Sometimes when you see the numbers, you think that it’s just McCutchen doing it by himself. The fact is, as Hurdle points out, the guys protecting him in the lineup have done a great job as well.
“You have to have someone back there when they miss or decide to pass that can drive runs in,” Hurdle said. “It’s the guys like Casey or Garret or Walk that can step up and do something. Them piggy-backing each other in that spot; they’ve done a very professional job. It’s been blue collar, under the radar, they just go and compete and do the best they can. I’m very proud of them. None of them has hit a lot of cleanup.”
Garrett Jones says that playing everyday has been the key for him and McGehee’s presence in the lineup.
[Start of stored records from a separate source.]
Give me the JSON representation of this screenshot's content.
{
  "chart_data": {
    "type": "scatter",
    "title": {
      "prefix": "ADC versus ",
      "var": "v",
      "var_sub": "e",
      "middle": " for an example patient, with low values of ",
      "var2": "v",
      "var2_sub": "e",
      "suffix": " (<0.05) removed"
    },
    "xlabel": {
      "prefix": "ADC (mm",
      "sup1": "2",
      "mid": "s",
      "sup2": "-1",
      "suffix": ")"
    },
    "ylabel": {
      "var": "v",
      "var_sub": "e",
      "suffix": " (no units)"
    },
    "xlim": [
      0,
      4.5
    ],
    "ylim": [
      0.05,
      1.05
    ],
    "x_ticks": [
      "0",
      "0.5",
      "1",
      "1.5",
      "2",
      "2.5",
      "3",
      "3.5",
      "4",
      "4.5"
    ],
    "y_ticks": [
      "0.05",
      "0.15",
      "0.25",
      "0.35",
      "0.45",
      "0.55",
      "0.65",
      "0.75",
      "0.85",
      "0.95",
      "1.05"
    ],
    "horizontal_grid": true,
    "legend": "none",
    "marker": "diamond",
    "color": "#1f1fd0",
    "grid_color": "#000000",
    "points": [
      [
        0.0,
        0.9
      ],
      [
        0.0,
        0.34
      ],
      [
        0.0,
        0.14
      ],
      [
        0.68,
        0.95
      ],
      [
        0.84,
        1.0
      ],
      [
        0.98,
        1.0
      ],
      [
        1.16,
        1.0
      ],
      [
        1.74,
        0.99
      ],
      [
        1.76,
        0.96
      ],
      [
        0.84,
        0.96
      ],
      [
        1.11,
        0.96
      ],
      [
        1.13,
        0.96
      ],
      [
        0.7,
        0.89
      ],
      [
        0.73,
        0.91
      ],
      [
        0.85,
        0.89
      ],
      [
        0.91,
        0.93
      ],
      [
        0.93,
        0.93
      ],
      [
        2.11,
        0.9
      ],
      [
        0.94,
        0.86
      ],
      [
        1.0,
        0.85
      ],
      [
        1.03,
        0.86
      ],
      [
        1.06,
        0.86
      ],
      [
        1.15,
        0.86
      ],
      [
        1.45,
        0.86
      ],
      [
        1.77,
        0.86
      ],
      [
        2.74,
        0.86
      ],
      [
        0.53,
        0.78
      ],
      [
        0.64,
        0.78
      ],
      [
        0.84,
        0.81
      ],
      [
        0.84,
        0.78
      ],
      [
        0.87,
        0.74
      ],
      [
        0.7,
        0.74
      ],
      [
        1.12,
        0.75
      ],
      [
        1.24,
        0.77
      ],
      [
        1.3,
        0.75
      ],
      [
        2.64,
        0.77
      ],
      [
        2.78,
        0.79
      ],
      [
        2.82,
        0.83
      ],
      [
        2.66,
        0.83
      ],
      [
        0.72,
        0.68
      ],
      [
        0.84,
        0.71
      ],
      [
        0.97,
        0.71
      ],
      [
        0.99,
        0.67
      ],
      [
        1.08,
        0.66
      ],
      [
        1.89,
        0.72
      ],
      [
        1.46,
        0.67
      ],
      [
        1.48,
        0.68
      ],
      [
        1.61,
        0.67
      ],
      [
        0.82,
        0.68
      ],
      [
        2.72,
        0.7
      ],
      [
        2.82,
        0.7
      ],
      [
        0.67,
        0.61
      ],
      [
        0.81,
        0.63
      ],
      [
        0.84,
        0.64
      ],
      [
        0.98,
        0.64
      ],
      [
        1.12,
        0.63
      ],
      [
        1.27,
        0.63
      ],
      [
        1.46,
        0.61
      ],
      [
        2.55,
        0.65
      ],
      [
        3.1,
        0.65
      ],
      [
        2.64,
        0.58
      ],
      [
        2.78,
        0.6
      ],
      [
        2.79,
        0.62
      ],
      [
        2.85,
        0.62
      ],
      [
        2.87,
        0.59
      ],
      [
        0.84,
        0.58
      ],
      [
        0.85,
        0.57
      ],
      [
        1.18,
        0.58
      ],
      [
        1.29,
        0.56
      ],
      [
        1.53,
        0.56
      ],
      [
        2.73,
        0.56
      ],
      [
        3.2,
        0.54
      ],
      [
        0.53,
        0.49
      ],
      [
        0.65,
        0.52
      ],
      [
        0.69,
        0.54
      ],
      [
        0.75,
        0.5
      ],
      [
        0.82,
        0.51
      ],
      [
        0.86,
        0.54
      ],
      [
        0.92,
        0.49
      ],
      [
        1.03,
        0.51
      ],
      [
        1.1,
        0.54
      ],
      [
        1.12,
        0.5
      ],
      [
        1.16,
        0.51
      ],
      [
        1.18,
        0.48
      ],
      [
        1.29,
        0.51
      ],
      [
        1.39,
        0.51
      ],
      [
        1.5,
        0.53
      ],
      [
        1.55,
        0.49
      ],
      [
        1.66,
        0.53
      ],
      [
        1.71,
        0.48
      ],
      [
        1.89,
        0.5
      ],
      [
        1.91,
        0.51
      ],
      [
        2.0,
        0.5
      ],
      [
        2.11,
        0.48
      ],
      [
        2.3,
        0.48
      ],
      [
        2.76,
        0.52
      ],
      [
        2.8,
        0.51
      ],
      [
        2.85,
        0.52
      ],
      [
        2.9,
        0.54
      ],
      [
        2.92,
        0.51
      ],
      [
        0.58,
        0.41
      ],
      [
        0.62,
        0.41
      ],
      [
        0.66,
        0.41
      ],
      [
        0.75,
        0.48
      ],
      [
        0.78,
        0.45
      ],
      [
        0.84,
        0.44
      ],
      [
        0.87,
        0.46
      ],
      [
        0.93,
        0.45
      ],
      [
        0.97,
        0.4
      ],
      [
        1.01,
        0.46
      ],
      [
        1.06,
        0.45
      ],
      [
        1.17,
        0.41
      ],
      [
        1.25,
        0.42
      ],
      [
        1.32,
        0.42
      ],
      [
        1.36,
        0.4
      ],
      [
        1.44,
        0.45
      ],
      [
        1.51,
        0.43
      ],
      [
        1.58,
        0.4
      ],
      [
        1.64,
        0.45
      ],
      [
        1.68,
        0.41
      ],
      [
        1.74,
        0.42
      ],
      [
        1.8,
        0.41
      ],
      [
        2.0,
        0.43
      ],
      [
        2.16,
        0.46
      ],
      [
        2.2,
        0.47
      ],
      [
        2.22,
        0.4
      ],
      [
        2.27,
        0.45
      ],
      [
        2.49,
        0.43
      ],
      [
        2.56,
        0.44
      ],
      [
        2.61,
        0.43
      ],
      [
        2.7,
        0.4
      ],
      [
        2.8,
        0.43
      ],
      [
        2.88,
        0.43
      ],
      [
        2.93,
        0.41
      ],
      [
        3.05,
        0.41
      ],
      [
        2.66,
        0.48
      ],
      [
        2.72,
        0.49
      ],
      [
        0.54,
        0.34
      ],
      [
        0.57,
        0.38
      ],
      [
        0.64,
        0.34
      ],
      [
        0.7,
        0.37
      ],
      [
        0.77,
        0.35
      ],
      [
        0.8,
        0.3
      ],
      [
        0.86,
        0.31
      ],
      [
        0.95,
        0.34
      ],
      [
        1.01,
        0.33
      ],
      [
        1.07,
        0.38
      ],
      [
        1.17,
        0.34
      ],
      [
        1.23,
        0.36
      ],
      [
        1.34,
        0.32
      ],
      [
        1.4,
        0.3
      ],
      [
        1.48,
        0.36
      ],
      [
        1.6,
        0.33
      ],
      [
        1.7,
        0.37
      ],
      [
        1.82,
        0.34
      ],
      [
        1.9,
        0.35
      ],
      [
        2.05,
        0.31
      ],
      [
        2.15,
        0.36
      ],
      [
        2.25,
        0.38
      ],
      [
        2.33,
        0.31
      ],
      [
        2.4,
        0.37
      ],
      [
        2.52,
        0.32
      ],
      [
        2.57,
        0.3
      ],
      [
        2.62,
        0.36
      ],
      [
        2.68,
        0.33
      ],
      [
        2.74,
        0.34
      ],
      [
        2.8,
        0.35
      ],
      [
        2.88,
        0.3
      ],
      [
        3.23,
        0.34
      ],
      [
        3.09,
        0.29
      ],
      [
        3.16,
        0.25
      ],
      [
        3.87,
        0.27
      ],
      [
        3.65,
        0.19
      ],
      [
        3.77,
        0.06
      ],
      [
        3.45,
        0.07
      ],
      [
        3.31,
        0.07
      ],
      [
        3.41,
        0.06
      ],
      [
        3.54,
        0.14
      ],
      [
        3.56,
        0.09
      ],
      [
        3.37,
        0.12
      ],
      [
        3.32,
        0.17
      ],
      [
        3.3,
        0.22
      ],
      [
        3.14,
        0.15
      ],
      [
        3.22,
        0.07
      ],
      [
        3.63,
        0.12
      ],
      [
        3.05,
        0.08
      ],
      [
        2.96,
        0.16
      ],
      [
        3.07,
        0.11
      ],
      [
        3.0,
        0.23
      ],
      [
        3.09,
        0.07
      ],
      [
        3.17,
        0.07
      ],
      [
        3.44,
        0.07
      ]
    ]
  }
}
“I think me and Casey kind of got off to a slow start there with platooning,” Jones said. “Now just getting the chance to play everyday we’re thriving on that and trying to have good quality at bats and do some damage to drive in some runs. With Cutch getting on base as much as he does, it gives us more opportunities to drive in some runs.”
Cubs pitcher Jeff Samardzija, who did have some success against McCutchen in Monday’s game said that if you walk him, you’re just picking a whole different poison.
“I was trying to work away the first at bat, but at the same time, I knew he was really hot and didn’t want to give him anything,” Samardzija said. “The other side of that is he’s a great base runner so you have to pick your poison.”
Jones said McCutchen’s speed on the base paths could make pitchers think twice from intentionally walking him.
“Cutch is a great, patient hitter. They don’t want to put him on base for a walk because he can steal, get on second and with me or Casey or Pedro, we can drive him in. I think that kind of hinders them to pitch around him.”
For Samardzija, he said when he’s on, he looks forward to those matchups.
“When you have a day you’re feeling pretty good, those are usually fun matchups. Because you know, just one mistake and good hitters like that can make a difference in a game with one swing,” Samardzija said. “It’s not that you have to be careful, but you have to be smart and aggressive at the same time.”
When the motorcycle revs in the ninth inning, Hanrahan comes in to close the games. The opposing manager will throw his best hitters available at him each and every night. But for Hanrahan, he said it’s why he plays the game and has the confidence he will get each man out.
“You absolutely have that ego that you can get them out. It’s what we live for and why we play the game for situations like that,” Hanrahan said. “As a pitcher, when you’re facing a guy like that, you step up your game somehow. You try to be the same for every hitter, but somehow you step up your game for that hitter. When facing a McCutchen, Kemp, Braun or Pujols, those are situations that as a pitcher, you absolutely love.”